THE VOICE OF THE TEACHER WHO REGAINED STRENGTH.
A story about how even after the longest winter, spring comes.

My name is Michał. I'm 42 years old. I've been teaching physical education for seventeen years. I always wanted to. I always loved it. But for a long time, I felt like I was stuck in a November I couldn't get out of.
Because everything was gray. The gray walls of my school. The gray hall, where the echo of my footsteps sounded like the memory of something long dead. The smell of dust mingled with damp, as if the building hadn't breathed in years. The gray gazes of the students, tired and indifferent. A gray system that not only failed to shine the light of hope but seemed to extinguish everything around it. And in me—a colorful boy with dreams—the light was beginning to fade.
THAT'S WHY I DECIDED TO BECOME A TEACHER.
I thought: "I will pass on to my children what saved me."
But already in college, I realized something was off. I was missing one thing that was key for me – strength. Not the kind that comes from weights – the kind that comes from within. That belief: "I can do it. I can do it. I am strong."
There was no gym. There was no specialization in "strength training for children and adolescents." There were no tools to build young people from the inside out. I remember sitting after classes with my head full of questions – don't they really see how much this is missing? Do we really think that young people only need team sports rules? When I tried to ask the professors about the place of strength training in a young person's development, they looked at me with slight surprise, as if I were tackling a topic off the academic map. There was plenty of theory, team sports, rules, techniques. But there was no heart. There was no courage to see that physical strength – built wisely and safely – could be the first step to mental strength.
Back to school. And there—time stood still. I slung my backpack over my shoulder and returned to the same school I grew up in. And with every step, I felt as if nothing had changed.
The same gymnastics box, with chipped paint and scuffs from hundreds of shoes. The same monkey bars, with the paint peeling in places and the screws rusting silently. The same dust on the medicine ball, which seemed never to have been wiped. The same hint of scent—like an old November that never ended, saturated with damp, sweat from years past, and a past sadness that never had a chance to evaporate.
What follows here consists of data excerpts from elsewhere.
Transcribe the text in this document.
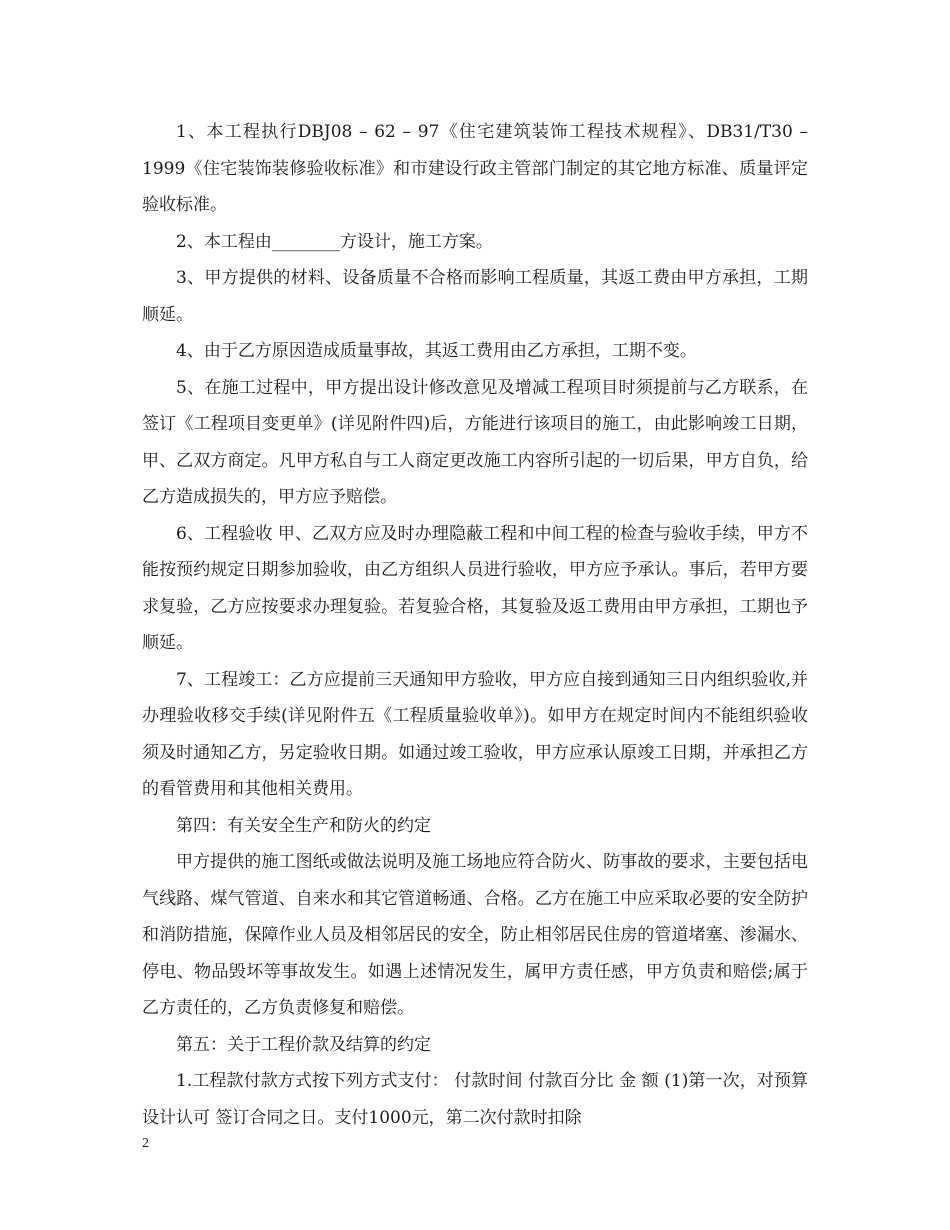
1、本工程执行DBJ08 – 62 – 97《住宅建筑装饰工程技术规程》、DB31/T30 – 1999《住宅装饰装修验收标准》和市建设行政主管部门制定的其它地方标准、质量评定验收标准。

2、本工程由________方设计，施工方案。

3、甲方提供的材料、设备质量不合格而影响工程质量，其返工费由甲方承担，工期顺延。

4、由于乙方原因造成质量事故，其返工费用由乙方承担，工期不变。

5、在施工过程中，甲方提出设计修改意见及增减工程项目时须提前与乙方联系，在签订《工程项目变更单》(详见附件四)后，方能进行该项目的施工，由此影响竣工日期，甲、乙双方商定。凡甲方私自与工人商定更改施工内容所引起的一切后果，甲方自负，给乙方造成损失的，甲方应予赔偿。

6、工程验收 甲、乙双方应及时办理隐蔽工程和中间工程的检查与验收手续，甲方不能按预约规定日期参加验收，由乙方组织人员进行验收，甲方应予承认。事后，若甲方要求复验，乙方应按要求办理复验。若复验合格，其复验及返工费用由甲方承担，工期也予顺延。

7、工程竣工：乙方应提前三天通知甲方验收，甲方应自接到通知三日内组织验收,并办理验收移交手续(详见附件五《工程质量验收单》)。如甲方在规定时间内不能组织验收须及时通知乙方，另定验收日期。如通过竣工验收，甲方应承认原竣工日期，并承担乙方的看管费用和其他相关费用。

第四：有关安全生产和防火的约定

甲方提供的施工图纸或做法说明及施工场地应符合防火、防事故的要求，主要包括电气线路、煤气管道、自来水和其它管道畅通、合格。乙方在施工中应采取必要的安全防护和消防措施，保障作业人员及相邻居民的安全，防止相邻居民住房的管道堵塞、渗漏水、停电、物品毁坏等事故发生。如遇上述情况发生，属甲方责任感，甲方负责和赔偿;属于乙方责任的，乙方负责修复和赔偿。

第五：关于工程价款及结算的约定

1.工程款付款方式按下列方式支付： 付款时间 付款百分比 金 额 (1)第一次，对预算设计认可 签订合同之日。支付1000元，第二次付款时扣除

2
And the children? Different. Quieter. Weaker. More cautious. Boys who couldn't pull themselves up. Girls who hid behind sick leave. Children with heavy backpacks and even heavier thoughts. Children who were afraid to move—because no one ever taught them they had the right to be strong.
I tried too. But what could I do without the sun? I brought tapes from home. I drew lesson plans on my knee. I turned balls into weights, looking for a substitute for the gym.
But I had no tools. I had no space. I had no system to support me.
Until one day I realized I was fading. Not because I'd lost my passion, but because I couldn't seem to find it anywhere.
And then – the wind came. Change came.
Someone suggested: "Let's build a school gym."
At first, I thought—dreams again. But then the project emerged. Then the decision. Then the delivery. And finally—spring.
I remember the day I first entered the new space. In one section, the girls' zone. Colors, graphics, multimedia. In the other, the boys' zone. Energy, challenges, power. In the center, light.
TYTAX machines – specifically designed for the needs of young people. An app shows how to exercise. On the screen – muscle animation. Music from the speakers. Joy on the children's faces.
And then I smiled too. For the first time in years.
The children began to blossom. I did too. There were no more breaks. The girls trained side by side with the boys. There was community. Effort. Pushing boundaries.
I remember Ania – previously pale as a December morning, quiet, always standing in the back, avoiding eye contact. During her first gym session, she approached the equipment with hesitation, touching it as if afraid it wasn't for her. But she came back again. And again. She trained regularly, step by step, without pressure – until one day, lifting a dumbbell, she looked in the mirror and saw for the first time not someone weak, but a woman with strength. She told me then: "Sir... for the first time in my life, I feel strong." After a month of training at the gym, she blossomed. She told me: "Sir... for the first time in my life, I feel strong."
Me too.
For the first time in years, I felt like I was a teacher, not a performer.
The school gym of your dreams – it's not just equipment. It's light. It's spring after a long winter. It's a response to helplessness. It's movement where there was stagnation. It's a smile where there was shame.
Today I know: it was worth the wait. It was worth not fading away.
To all physical education teachers: YOU ARE NOT ALONE.
The system has failed us. But now we have a voice. We have a space. We have a tool.

The school's dream gym isn't just a project. It's a light in the eyes of children. It's like a garden that for years lay in the shadows, uncultivated, forgotten. And now—thanks to care, the right conditions, and a little faith—it has blossomed with a thousand colors. Each exercise is like a new leaf, each weakness overcome like the first bud. And we, teachers, are the gardeners—we return daily to water hope and watch strength grow. Theirs and ours. And when it returns, we too return to life.